15.

Das Rettungskommando bestand aus sechs Dirnaern, die in zwei Dreiergruppen aufgeteilt waren. Sie überschritten die Grenze nach New Mexico einen Tag nach der Explosion und begannen den Staat nach den drei möglichen Überlebenden abzusuchen. Diese Aufgabe wäre nicht weiter schwierig gewesen, hätten sie Sendesignale als Orientierung gehabt.

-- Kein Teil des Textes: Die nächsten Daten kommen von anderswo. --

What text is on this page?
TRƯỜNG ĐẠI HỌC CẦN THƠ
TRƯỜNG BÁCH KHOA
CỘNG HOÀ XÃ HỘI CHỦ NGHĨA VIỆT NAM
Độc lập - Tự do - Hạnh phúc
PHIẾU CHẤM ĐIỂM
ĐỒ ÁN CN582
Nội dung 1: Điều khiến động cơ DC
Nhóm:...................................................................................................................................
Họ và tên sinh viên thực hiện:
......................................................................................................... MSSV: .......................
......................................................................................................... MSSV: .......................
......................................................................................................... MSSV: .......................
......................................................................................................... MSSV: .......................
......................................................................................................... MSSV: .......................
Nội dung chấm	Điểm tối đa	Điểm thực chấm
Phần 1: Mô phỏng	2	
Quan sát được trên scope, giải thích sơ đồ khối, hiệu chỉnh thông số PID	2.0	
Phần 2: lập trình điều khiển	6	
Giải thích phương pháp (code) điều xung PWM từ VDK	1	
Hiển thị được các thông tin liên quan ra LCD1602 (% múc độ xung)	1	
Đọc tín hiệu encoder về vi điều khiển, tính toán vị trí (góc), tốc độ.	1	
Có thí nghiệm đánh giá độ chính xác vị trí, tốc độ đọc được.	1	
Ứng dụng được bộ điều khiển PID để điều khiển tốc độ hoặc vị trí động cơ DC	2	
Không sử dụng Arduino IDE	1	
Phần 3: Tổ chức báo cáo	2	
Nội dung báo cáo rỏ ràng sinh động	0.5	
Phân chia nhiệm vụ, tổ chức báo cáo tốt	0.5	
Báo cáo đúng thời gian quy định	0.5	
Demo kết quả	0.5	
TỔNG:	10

Aber sie hatten nur ihre Mutmaßungen und ein extrem verzerrtes Signal. Die elektronischen Rechenanlagen waren bei ihren Wahrscheinlichkeitsrechnungen zu dem Ergebnis gekommen, daß alle drei Dirnaer ungefähr im Zentrum des Staates gelandet waren: einer in der Umgebung von Albuquerque, einer näher bei Santa Fé, und einer westlich einer gedachten Verbindungslinie zwischen diesen beiden Städten. Aber es waren nur Wahrscheinlichkeitsrechnungen, deren Ungenauigkeitsfaktor viele Meilen betragen konnte. Das war kaum ermutigend.

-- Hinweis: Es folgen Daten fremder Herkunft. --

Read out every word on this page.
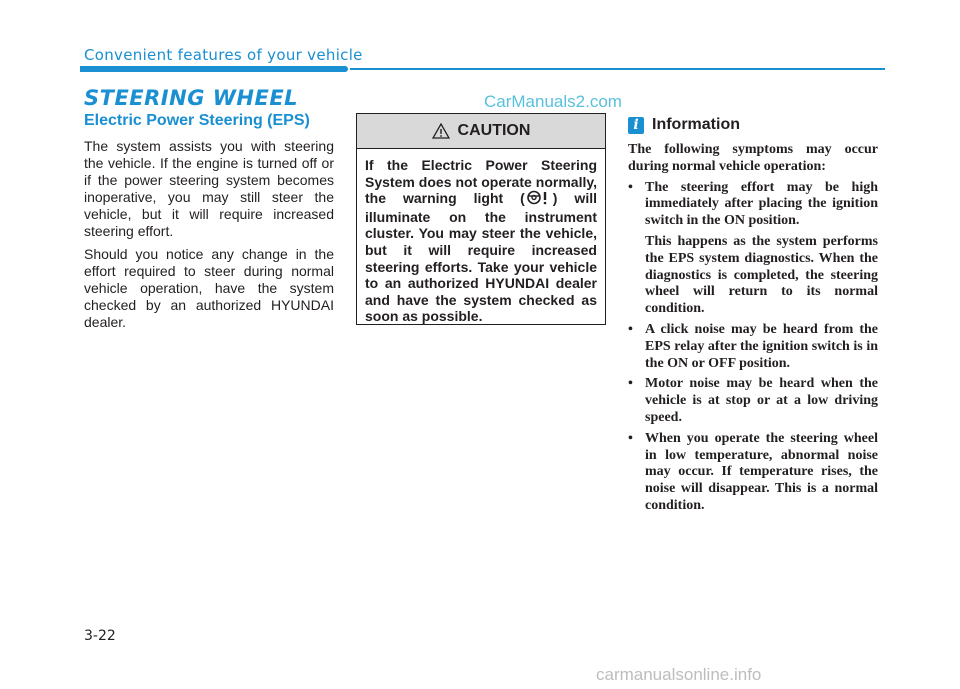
Convenient features of your vehicle
STEERING WHEEL	CarManuals2.com
Electric Power Steering (EPS)

The system assists you with steering the vehicle. If the engine is turned off or if the power steering system becomes inoperative, you may still steer the vehicle, but it will require increased steering effort.

Should you notice any change in the effort required to steer during normal vehicle operation, have the system checked by an authorized HYUNDAI dealer.

CAUTION
If the Electric Power Steering System does not operate normally, the warning light ( ) will illuminate on the instrument cluster. You may steer the vehicle, but it will require increased steering efforts. Take your vehicle to an authorized HYUNDAI dealer and have the system checked as soon as possible.
i Information

The following symptoms may occur during normal vehicle operation:

• The steering effort may be high immediately after placing the ignition switch in the ON position.

This happens as the system performs the EPS system diagnostics. When the diagnostics is completed, the steering wheel will return to its normal condition.

• A click noise may be heard from the EPS relay after the ignition switch is in the ON or OFF position.

• Motor noise may be heard when the vehicle is at stop or at a low driving speed.

• When you operate the steering wheel in low temperature, abnormal noise may occur. If temperature rises, the noise will disappear. This is a normal condition.

3-22
carmanualsonline.info
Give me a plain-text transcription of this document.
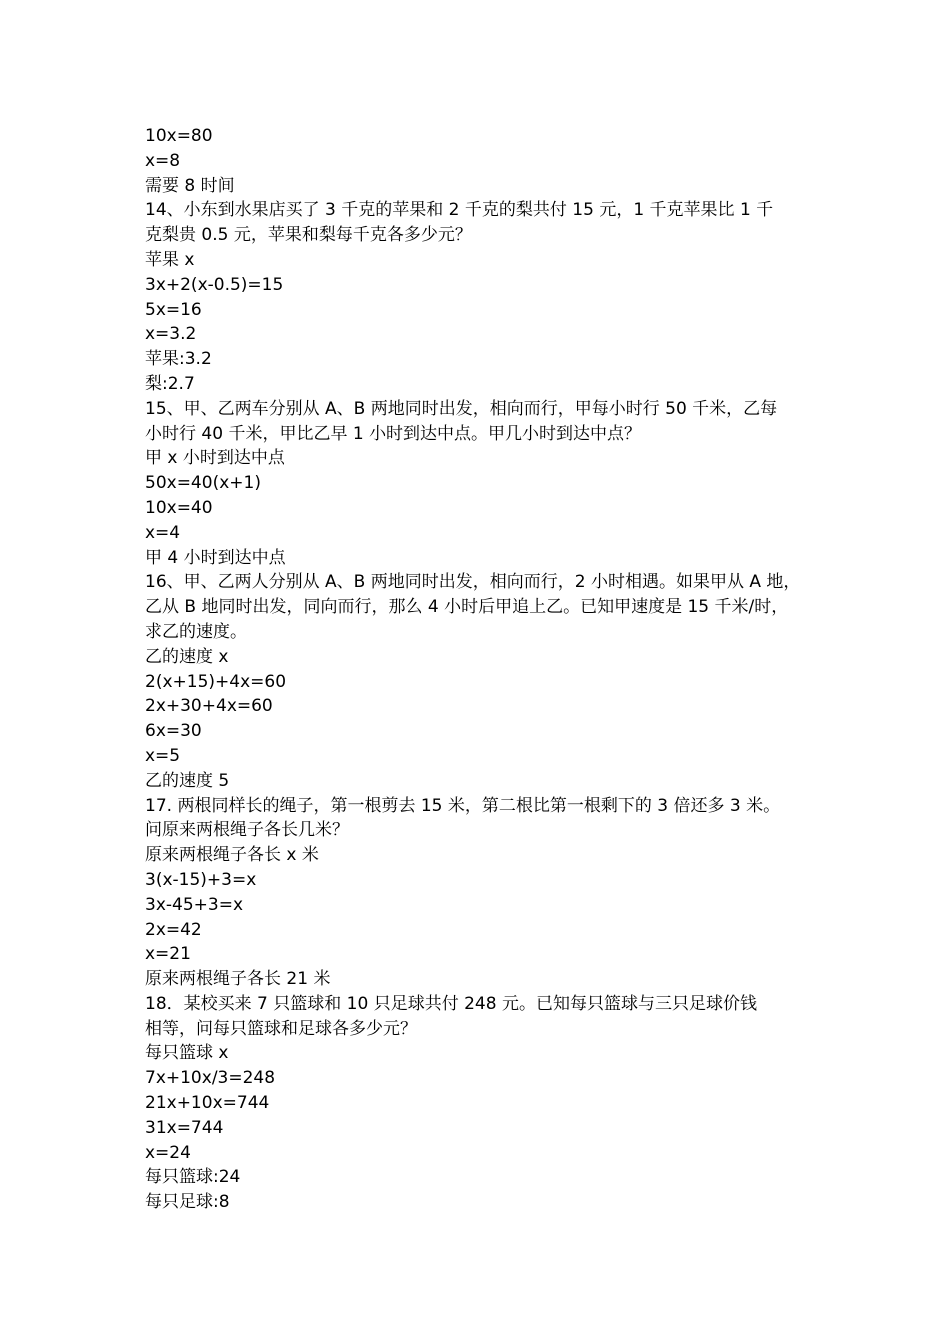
10x=80
x=8
需要 8 时间
14、小东到水果店买了 3 千克的苹果和 2 千克的梨共付 15 元，1 千克苹果比 1 千
克梨贵 0.5 元，苹果和梨每千克各多少元？
苹果 x
3x+2(x-0.5)=15
5x=16
x=3.2
苹果:3.2
梨:2.7
15、甲、乙两车分别从 A、B 两地同时出发，相向而行，甲每小时行 50 千米，乙每
小时行 40 千米，甲比乙早 1 小时到达中点。甲几小时到达中点？
甲 x 小时到达中点
50x=40(x+1)
10x=40
x=4
甲 4 小时到达中点
16、甲、乙两人分别从 A、B 两地同时出发，相向而行，2 小时相遇。如果甲从 A 地，
乙从 B 地同时出发，同向而行，那么 4 小时后甲追上乙。已知甲速度是 15 千米/时，
求乙的速度。
乙的速度 x
2(x+15)+4x=60
2x+30+4x=60
6x=30
x=5
乙的速度 5
17. 两根同样长的绳子，第一根剪去 15 米，第二根比第一根剩下的 3 倍还多 3 米。
问原来两根绳子各长几米？
原来两根绳子各长 x 米
3(x-15)+3=x
3x-45+3=x
2x=42
x=21
原来两根绳子各长 21 米
18．某校买来 7 只篮球和 10 只足球共付 248 元。已知每只篮球与三只足球价钱
相等，问每只篮球和足球各多少元？
每只篮球 x
7x+10x/3=248
21x+10x=744
31x=744
x=24
每只篮球:24
每只足球:8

Die von Furnil geleitete Gruppe war der anderen gegenüber im Vorteil. Sie kam aus dem Norden in das Suchgebiet und wurde von dem schwachen Piepsen des beschädigten Taschensenders geführt, was ihr wenigstens einen ungefähren Anhaltspunkt lieferte. Das Signal war über ein gutes Stück der Bandbreite verschmiert und kaum anzupeilen, aber es sagte den Suchern, daß einer der drei Dirnaer südlich von Santa Fé irgendwo in der Nähe des Rio Grande zu suchen war, und daß er noch lebte — denn der Sender mußte nach jedem Signal von neuem aktiviert werden.

Die Dirnaer wählten ein Motel in den südlichen Außenbezirken von Santa Fé als Stützpunkt. Von dort unternahmen sie Ausflüge in die weitere Umgebung, wo sie ihre Peilgeräte aufstellten und den Ausgangspunkt des Signals durch eine Reihe von Messungen mit jeweils wechselndem Standort zu ermitteln hofften.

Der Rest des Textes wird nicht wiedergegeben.